Comme chaque année, les stands commerciaux et les différentes scènes géantes se sont disputés les faveurs du chaland à grand renfort de décibels, et les supporters des pirogues ont encouragé leurs champions régionaux avec un enthousiasme proportionnel à l’opacité (pour le non-initié) qui semblait parfois accompagner le déroulement de la compétition. Toute cette agitation a en tout cas ravi Mme Chan Luy, qui mettait à cette occasion les pieds à Phnom Penh pour la première fois depuis... 1965, époque où elle avait dix ans. Sanglée dans un chemisier au style rétro, préservée du soleil comme de la pluie par son chapeau de paille, elle arpente les pelouses du jardin Hun Sen, en jurant que “si [elle] avait su que c’était aussi bien, elle aurait amené ses enfants.” Venue de la province de Kompong Cham quelques jours avant les festivités, elle devait n’être que de passage dans la capitale avant de se rendre à Banteay Meanchey. Mais ce sont les amis phnompenhois qui l’hébergeaient qui lui ont fait saisir que ce serait une faute majeure de s’en aller : “Ils m’ont dit : ‘Tu ne vas pas quitter la ville maintenant. C’est important de voir la fête des eaux, il y a beaucoup de monde, beaucoup d’attractions.’ Et c’est vrai que je n’ai jamais vu de spectacle comme celui-là à Kampong Cham.” D’autres résidents de la même province, Sambath, 20 ans, et ses trois amis ont fait le voyage sur leurs petites motos 100 cc pour pouvoir assister au festival, une première. Et ils n’ont pas regretté le déplacement : “Les gens nous disaient que la sécurité n’était pas bonne durant la fête des eaux, qu’il y avait des problèmes. A présent, je constate que les choses ne sont pas du tout ainsi”, explique Sambath.

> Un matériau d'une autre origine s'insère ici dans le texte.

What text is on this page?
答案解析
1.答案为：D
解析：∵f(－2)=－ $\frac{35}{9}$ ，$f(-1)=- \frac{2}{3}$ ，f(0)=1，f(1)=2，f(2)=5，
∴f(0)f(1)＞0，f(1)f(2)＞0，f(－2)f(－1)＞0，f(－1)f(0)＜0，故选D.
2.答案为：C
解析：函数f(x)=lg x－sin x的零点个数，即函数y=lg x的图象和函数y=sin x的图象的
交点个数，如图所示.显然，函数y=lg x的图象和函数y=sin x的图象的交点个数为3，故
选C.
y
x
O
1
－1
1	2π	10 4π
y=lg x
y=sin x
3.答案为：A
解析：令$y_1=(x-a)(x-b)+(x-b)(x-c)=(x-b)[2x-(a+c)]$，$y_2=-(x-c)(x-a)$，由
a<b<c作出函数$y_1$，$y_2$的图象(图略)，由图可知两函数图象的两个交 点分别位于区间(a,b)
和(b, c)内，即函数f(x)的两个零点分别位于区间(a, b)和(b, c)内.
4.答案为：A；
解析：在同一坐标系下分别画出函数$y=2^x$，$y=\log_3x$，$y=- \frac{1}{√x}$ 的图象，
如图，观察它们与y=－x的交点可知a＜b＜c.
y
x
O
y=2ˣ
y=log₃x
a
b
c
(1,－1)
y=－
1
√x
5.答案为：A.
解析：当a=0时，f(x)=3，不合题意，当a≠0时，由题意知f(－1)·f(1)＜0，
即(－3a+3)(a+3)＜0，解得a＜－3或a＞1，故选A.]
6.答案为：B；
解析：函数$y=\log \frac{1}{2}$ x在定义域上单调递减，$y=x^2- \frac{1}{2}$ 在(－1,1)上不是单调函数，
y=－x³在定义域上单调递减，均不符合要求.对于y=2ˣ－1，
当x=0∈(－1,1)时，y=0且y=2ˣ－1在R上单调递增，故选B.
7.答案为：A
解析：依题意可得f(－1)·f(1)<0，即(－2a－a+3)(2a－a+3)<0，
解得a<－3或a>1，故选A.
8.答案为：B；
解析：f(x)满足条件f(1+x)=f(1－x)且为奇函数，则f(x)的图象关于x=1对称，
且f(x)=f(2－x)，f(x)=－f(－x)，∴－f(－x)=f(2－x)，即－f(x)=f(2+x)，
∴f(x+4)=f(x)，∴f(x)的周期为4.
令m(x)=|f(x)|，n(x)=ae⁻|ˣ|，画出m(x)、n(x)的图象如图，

Certains fetivaliers se révèlent être de véritables aficionados de la compétition navale : venus de la province de Takeo avec un groupe d’une dizaine d’amis et de voisins, Koy, 38 ans, se livre à toute une analyse rigoureuse sur les espérances que peuvent nourrir les équipes porteuses des couleurs de son terroir. Mais le temps fort de ce festival aura néanmoins pour lui été l’apparition du nouveau monarque, Norodom Sihamoni : “Je l’avais seulement aperçu à la télévision jusqu’à aujourd’hui. Là, j’ai pu entendre sa voix directement, au micro. C’était quelque chose d’assez prestigieux pour des gens comme moi de pouvoir l’entendre ainsi.” La présence du roi a aussi beaucoup marqué Pech, 45 ans, assise avec un groupe de quelques personnes à deux pas des grilles de la résidence royale : “J’aime le nouveau roi, je voulais essayer d’aller le voir en vrai quand il s’est exprimé. Mais c’était trop difficile, je suis avec des personnes âgées et c’est dur de se faufiler.” Car Pech est venue depuis Battambang avec sa mère, une vieille dame qui n’avait jamais vu la capitale : “Nous profitons donc d’être à Phnom Penh pour visiter la ville, regarder le Palais.” Ty, 45 ans, accompagnée de ses cinq enfants, déclare de son côté que ces derniers sont surtout attirés “par les concerts et les stands”. Ce n’est pas la première fois qu’elle vient à la fête des eaux mais d’après elle, à ce qu’elle voit, il y aurait un peu moins de monde cette fois. A supposer que cette observation soit réelle, peut-être les problèmes de mauvaises récoltes dues à la sécheresse dans certaines zones ont-elles empêché certains de se rendre en ville?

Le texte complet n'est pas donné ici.